The extent conflicts of interest reigned now seem glaring and obvious but to the participants it was business as usual? More of this we don't need - but doubtless more is on the way.
From the page:
"Normally, a big bank would never allow the word of just one executive to carry so much weight. Instead, it would have its risk managers aggressively look over any shoulder and guard against trading or lending excesses.
But many Citigroup insiders say the bank's risk managers never investigated deeply enough.

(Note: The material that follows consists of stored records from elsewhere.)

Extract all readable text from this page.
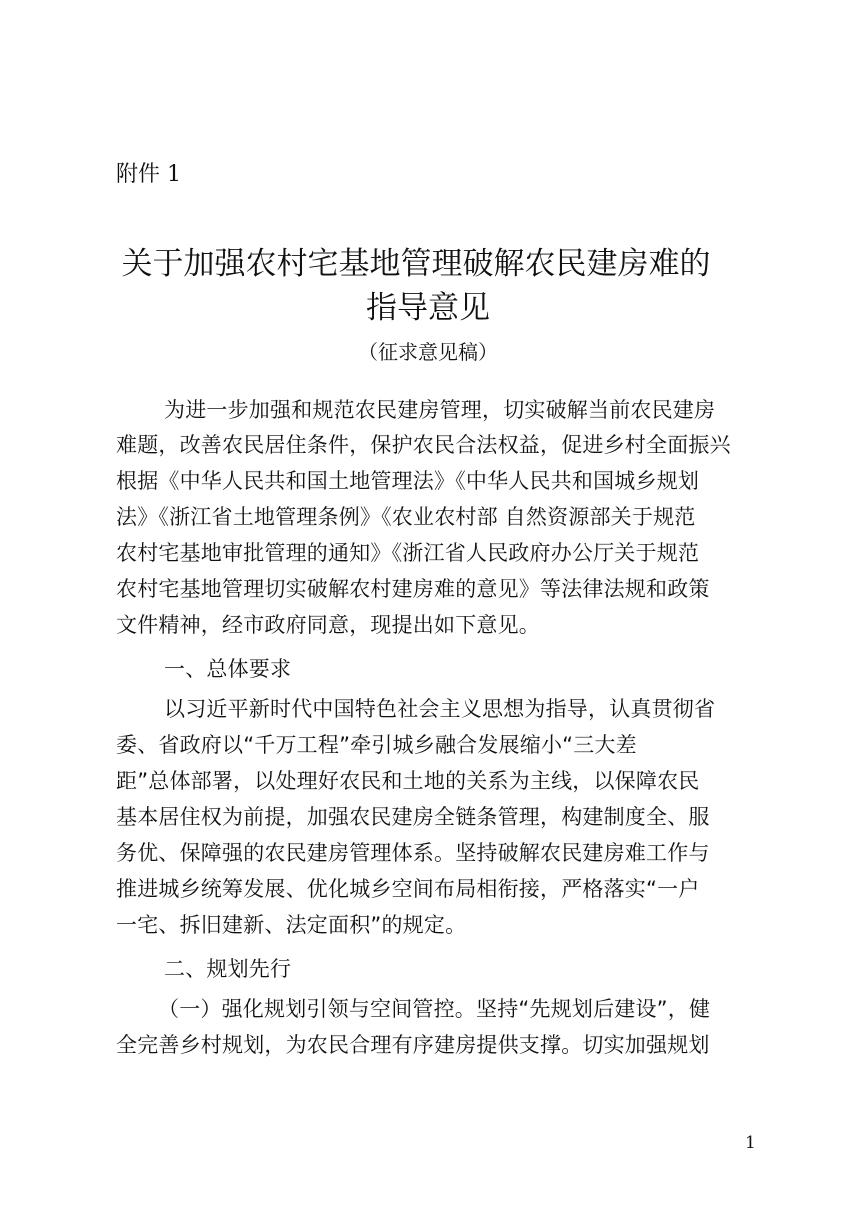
附件 1
关于加强农村宅基地管理破解农民建房难的
指导意见
（征求意见稿）
为进一步加强和规范农民建房管理，切实破解当前农民建房
难题，改善农民居住条件，保护农民合法权益，促进乡村全面振兴
根据《中华人民共和国土地管理法》《中华人民共和国城乡规划
法》《浙江省土地管理条例》《农业农村部 自然资源部关于规范
农村宅基地审批管理的通知》《浙江省人民政府办公厅关于规范
农村宅基地管理切实破解农村建房难的意见》等法律法规和政策
文件精神，经市政府同意，现提出如下意见。
一、总体要求
以习近平新时代中国特色社会主义思想为指导，认真贯彻省
委、省政府以“千万工程”牵引城乡融合发展缩小“三大差
距”总体部署，以处理好农民和土地的关系为主线，以保障农民
基本居住权为前提，加强农民建房全链条管理，构建制度全、服
务优、保障强的农民建房管理体系。坚持破解农民建房难工作与
推进城乡统筹发展、优化城乡空间布局相衔接，严格落实“一户
一宅、拆旧建新、法定面积”的规定。
二、规划先行
（一）强化规划引领与空间管控。坚持“先规划后建设”，健
全完善乡村规划，为农民合理有序建房提供支撑。切实加强规划
1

Because of longstanding ties that clouded their judgment, the very people charged with overseeing deal makers eager to increase short-term earnings -- and executives' multimillion-dollar bonuses -- failed to rein them in, these insiders say.
Today, Citigroup, once the nation's largest and mightiest financial institution, has been brought to its knees by more than $65 billion in losses, write-downs for troubled assets and charges to account for future losses. More than half of that amount stems from mortgage-related securities created by Mr. Maheras's team -- the same products Mr. Prince was briefed on during that 2007 meeting.
Citigroup's stock has plummeted to its lowest price in more than a decade, closing Friday at $3.77. At that price the company is worth just $20.5 billion, down from $244 billion two years ago. Waves of layoffs have accompanied that slide, with about 75,000 jobs already gone or set to disappear from a work force that numbered about 375,000 a year ago."